Scraping our site - for ourselves

After spending some time digging around online, I've noticed a few things.

1) Scraper pages rank well.

2) Our site ranks well.

3) Links to searches on our site tend to make that page rank well.

By taking a look at our search logs, it appears that people search the same way on our site that they search on Google. That's good news to me, because we use Google hardware for our search. But what's even better news is that we can capture what product they go to when they search for an item and create a link back to the search results the item was found in for each and every product on our site.

So let me back up one step here. Since our product pages are dynamically generated, we can take a look at referrer data (HTTP_REFERER environment variable) and get the search terms out of the URL (if any). We can log these to a table with the brand name and the SKU, then take a look when we display the product page for any queries in that table that we'd like to show.

So now, on a product like the Irwin Hammer Holder, we have a link back to the search for hammer holders. But if we didn't have images, add to cart buttons, and prices - go ahead and cover up those portions of the screen with your hands - you'd call that page a scraper. Well, it is.
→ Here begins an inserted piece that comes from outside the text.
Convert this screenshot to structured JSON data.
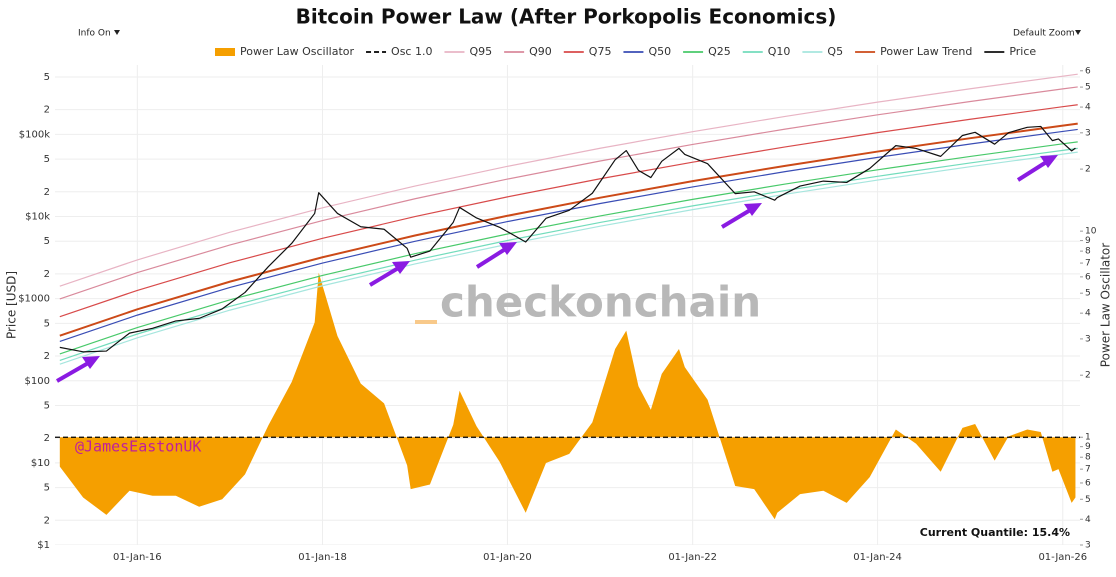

Google's search appliance scraped (crawled) our site and returned those snippets from the index it created. That IS keyword-rich scraped content. But it's ok since it's from our own site, at least in my opinion.

Oh, one other side-effect of this is that items people choose are getting a slight boost in the site search SERPs because of the repetition of the keyword phrase on the page. It'll be very interesting to see the engine's opinion of these relevant links.